I investigate the potential role of natural gas in transportation using a computable general equilibrium (CGE) model of the global economy that is resolved for the US and other major countries and regions. To do so, I add a dedicated compressed natural gas (CNG) vehicle option to the Emissions Prediction and Policy Analysis (EPPA) Model as an option to the conventional internal combustion engine (ICE) vehicle. The model projects changing prices of fuel and other goods over time, given specification of resource availabilities. With the CNG vehicle specification I am able to evaluate the effect of the CNG option on transportation emissions, oil imports, natural gas use, and other economic indicators. I consider different policy scenarios for the future, including the adoption of a targeted emissions cap policy to see how that affects the competitiveness of CNG vehicles.

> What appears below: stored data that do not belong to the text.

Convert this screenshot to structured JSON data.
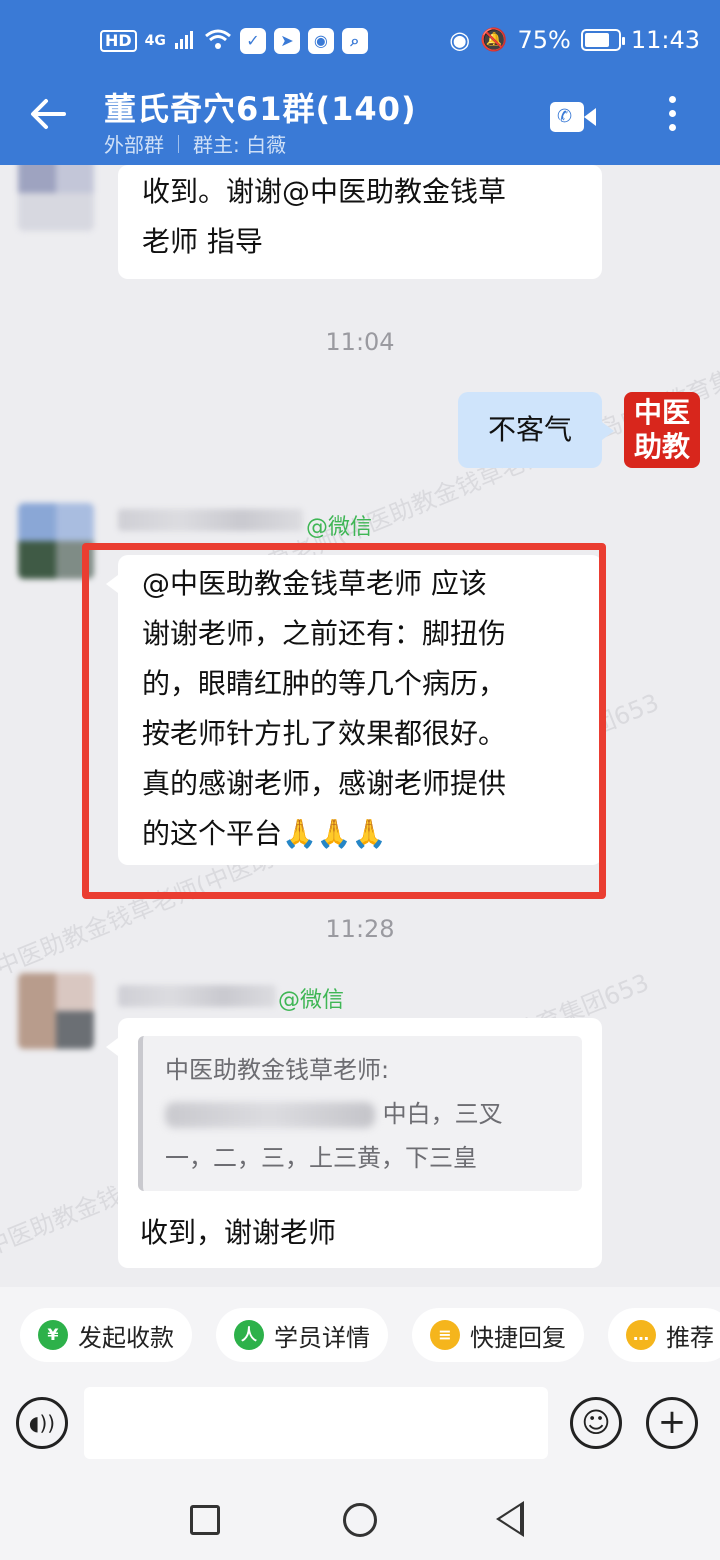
{
  "status": {
    "hd": "HD",
    "signal": "4G",
    "battery_percent": "75%",
    "battery_level": 0.75,
    "time": "11:43"
  },
  "header": {
    "title": "董氏奇穴61群(140)",
    "tag": "外部群",
    "owner": "群主: 白薇"
  },
  "messages": {
    "m1_text_line1": "收到。谢谢@中医助教金钱草",
    "m1_text_line2": "老师 指导",
    "time1": "11:04",
    "m2_text": "不客气",
    "my_avatar_line1": "中医",
    "my_avatar_line2": "助教",
    "m3_tag": "@微信",
    "m3_lines": [
      "@中医助教金钱草老师 应该",
      "谢谢老师，之前还有：脚扭伤",
      "的，眼睛红肿的等几个病历，",
      "按老师针方扎了效果都很好。",
      "真的感谢老师，感谢老师提供",
      "的这个平台🙏🙏🙏"
    ],
    "time2": "11:28",
    "m4_tag": "@微信",
    "m4_quote_author": "中医助教金钱草老师:",
    "m4_quote_line2_suffix": "中白，三叉",
    "m4_quote_line3": "一，二，三，上三黄，下三皇",
    "m4_text": "收到，谢谢老师"
  },
  "watermark": "中医助教金钱草老师(中医助教金钱草老师)@青岛中域教育集团653",
  "quick_actions": [
    {
      "label": "发起收款",
      "icon": "¥",
      "color": "#2db14a"
    },
    {
      "label": "学员详情",
      "icon": "人",
      "color": "#2db14a"
    },
    {
      "label": "快捷回复",
      "icon": "≡",
      "color": "#f5b51c"
    },
    {
      "label": "推荐",
      "icon": "…",
      "color": "#f5b51c"
    }
  ]
}
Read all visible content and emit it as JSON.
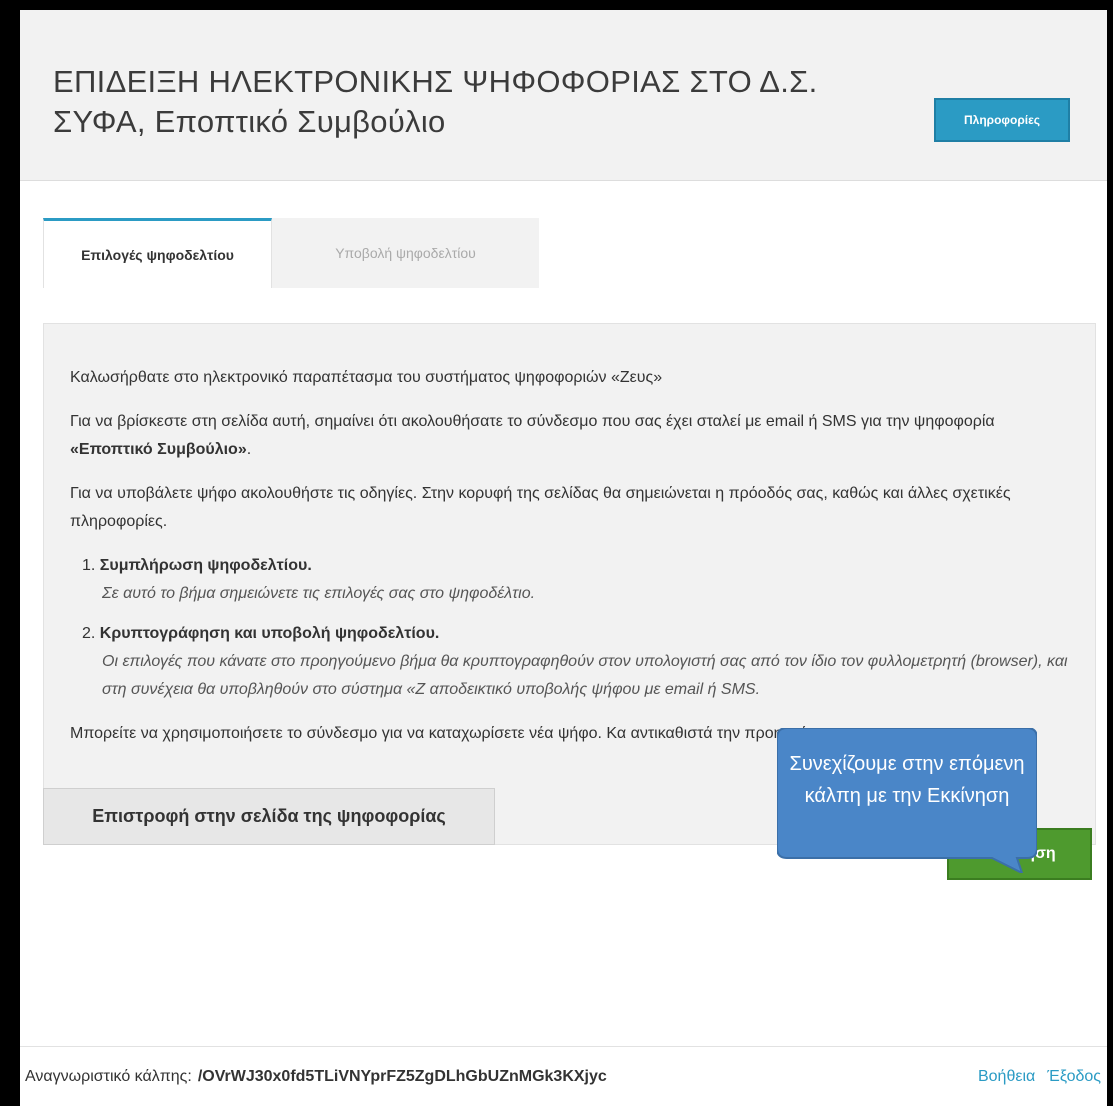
{
  "header": {
    "title_line1": "ΕΠΙΔΕΙΞΗ ΗΛΕΚΤΡΟΝΙΚΗΣ ΨΗΦΟΦΟΡΙΑΣ ΣΤΟ Δ.Σ.",
    "title_line2": "ΣΥΦΑ, Εποπτικό Συμβούλιο",
    "info_button": "Πληροφορίες"
  },
  "tabs": [
    {
      "label": "Επιλογές ψηφοδελτίου",
      "active": true
    },
    {
      "label": "Υποβολή ψηφοδελτίου",
      "active": false
    }
  ],
  "content": {
    "welcome": "Καλωσήρθατε στο ηλεκτρονικό παραπέτασμα του συστήματος ψηφοφοριών «Ζευς»",
    "intro_pre": "Για να βρίσκεστε στη σελίδα αυτή, σημαίνει ότι ακολουθήσατε το σύνδεσμο που σας έχει σταλεί με email ή SMS για την ψηφοφορία ",
    "intro_bold": "«Εποπτικό Συμβούλιο»",
    "intro_post": ".",
    "instructions": "Για να υποβάλετε ψήφο ακολουθήστε τις οδηγίες. Στην κορυφή της σελίδας θα σημειώνεται η πρόοδός σας, καθώς και άλλες σχετικές πληροφορίες.",
    "steps": [
      {
        "number": "1.",
        "title": "Συμπλήρωση ψηφοδελτίου.",
        "description": "Σε αυτό το βήμα σημειώνετε τις επιλογές σας στο ψηφοδέλτιο."
      },
      {
        "number": "2.",
        "title": "Κρυπτογράφηση και υποβολή ψηφοδελτίου.",
        "description": "Οι επιλογές που κάνατε στο προηγούμενο βήμα θα κρυπτογραφηθούν στον υπολογιστή σας από τον ίδιο τον φυλλομετρητή (browser), και στη συνέχεια θα υποβληθούν στο σύστημα «Ζ αποδεικτικό υποβολής ψήφου με email ή SMS."
      }
    ],
    "footer_note": "Μπορείτε να χρησιμοποιήσετε το σύνδεσμο για να καταχωρίσετε νέα ψήφο. Κα αντικαθιστά την προηγούμενη."
  },
  "buttons": {
    "back": "Επιστροφή στην σελίδα της ψηφοφορίας",
    "start": "Εκκίνηση"
  },
  "callout": {
    "text": "Συνεχίζουμε στην επόμενη κάλπη με την Εκκίνηση"
  },
  "footer": {
    "ballot_label": "Αναγνωριστικό κάλπης:",
    "ballot_id": "/OVrWJ30x0fd5TLiVNYprFZ5ZgDLhGbUZnMGk3KXjyc",
    "help_link": "Βοήθεια",
    "logout_link": "Έξοδος"
  },
  "colors": {
    "accent": "#2b9bc4",
    "start_button": "#4e9a2e",
    "callout": "#4a86c8"
  }
}
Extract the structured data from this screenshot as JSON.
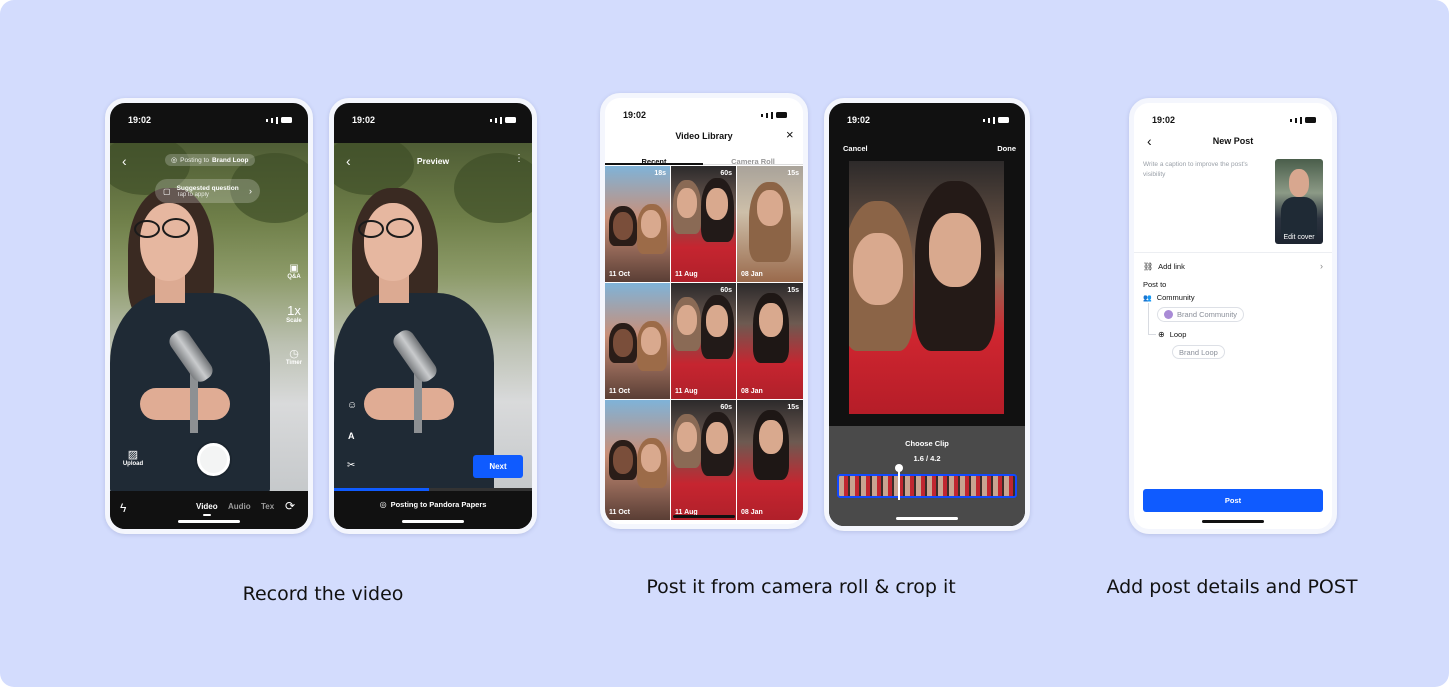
{
  "captions": {
    "record": "Record the video",
    "camera_roll": "Post it from camera roll & crop it",
    "post": "Add post details and POST"
  },
  "status_time": "19:02",
  "screen1": {
    "posting_to_prefix": "Posting to",
    "posting_to_target": "Brand Loop",
    "suggested_question": "Suggested question",
    "tap_to_apply": "Tap to apply",
    "side_tools": [
      "Q&A",
      "Scale",
      "Timer"
    ],
    "scale_value": "1x",
    "upload_label": "Upload",
    "modes": [
      "Video",
      "Audio",
      "Tex"
    ]
  },
  "screen2": {
    "title": "Preview",
    "next_button": "Next",
    "posting_to": "Posting to Pandora Papers"
  },
  "screen3": {
    "title": "Video Library",
    "tabs": [
      "Recent",
      "Camera Roll"
    ],
    "cells": [
      {
        "date": "11 Oct",
        "duration": "18s"
      },
      {
        "date": "11 Aug",
        "duration": "60s"
      },
      {
        "date": "08 Jan",
        "duration": "15s"
      },
      {
        "date": "11 Oct",
        "duration": ""
      },
      {
        "date": "11 Aug",
        "duration": "60s"
      },
      {
        "date": "08 Jan",
        "duration": "15s"
      },
      {
        "date": "11 Oct",
        "duration": ""
      },
      {
        "date": "11 Aug",
        "duration": "60s"
      },
      {
        "date": "08 Jan",
        "duration": "15s"
      }
    ]
  },
  "screen4": {
    "cancel": "Cancel",
    "done": "Done",
    "choose_clip": "Choose Clip",
    "clip_range": "1.6 / 4.2"
  },
  "screen5": {
    "title": "New Post",
    "caption_placeholder": "Write a caption to improve the post's visibility",
    "edit_cover": "Edit cover",
    "add_link": "Add link",
    "post_to": "Post to",
    "community": "Community",
    "brand_community": "Brand Community",
    "loop": "Loop",
    "brand_loop": "Brand Loop",
    "post_button": "Post"
  },
  "colors": {
    "background": "#d3dcfd",
    "accent_blue": "#0f5bff"
  }
}
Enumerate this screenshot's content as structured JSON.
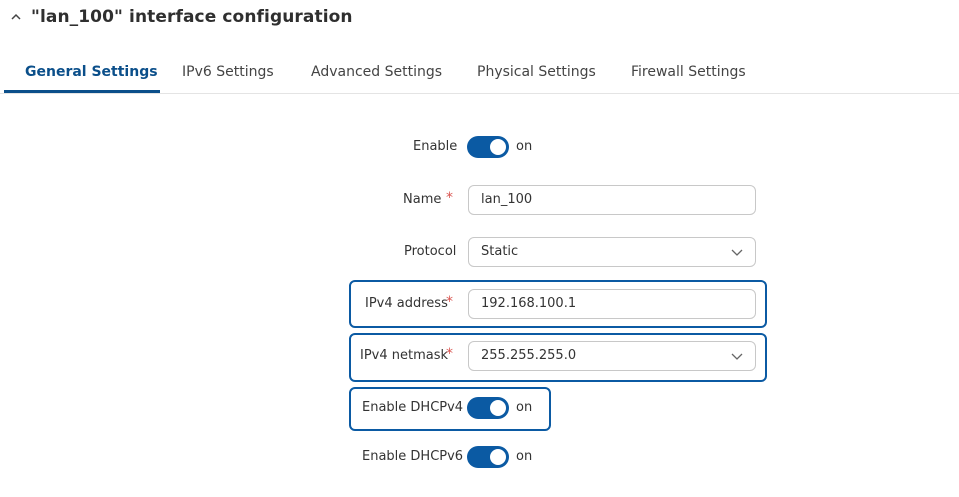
{
  "header": {
    "title": "\"lan_100\" interface configuration"
  },
  "tabs": [
    {
      "label": "General Settings"
    },
    {
      "label": "IPv6 Settings"
    },
    {
      "label": "Advanced Settings"
    },
    {
      "label": "Physical Settings"
    },
    {
      "label": "Firewall Settings"
    }
  ],
  "form": {
    "enable": {
      "label": "Enable",
      "state": "on"
    },
    "name": {
      "label": "Name",
      "value": "lan_100"
    },
    "protocol": {
      "label": "Protocol",
      "value": "Static"
    },
    "ipv4_address": {
      "label": "IPv4 address",
      "value": "192.168.100.1"
    },
    "ipv4_netmask": {
      "label": "IPv4 netmask",
      "value": "255.255.255.0"
    },
    "enable_dhcpv4": {
      "label": "Enable DHCPv4",
      "state": "on"
    },
    "enable_dhcpv6": {
      "label": "Enable DHCPv6",
      "state": "on"
    },
    "required_marker": "*"
  },
  "colors": {
    "accent": "#0b5aa3",
    "required": "#d9534f"
  }
}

Several conclusions about the potential role of nature gas vehicles in the United States are drawn from this analysis. First, NG vehicles will reduce household transportation emissions in proportion to their share of the vehicle fleet. Second, stringent emissions policies will stimulate the penetration of natural gas vehicles, but high vehicle costs and infrastructure may hinder their deployment. There is a correlation between increased NG vehicle use and the reduction of oil imports. In the long term, development of cleaner alternative fuels with similar infrastructure to gasoline may hamper CNG vehicle growth.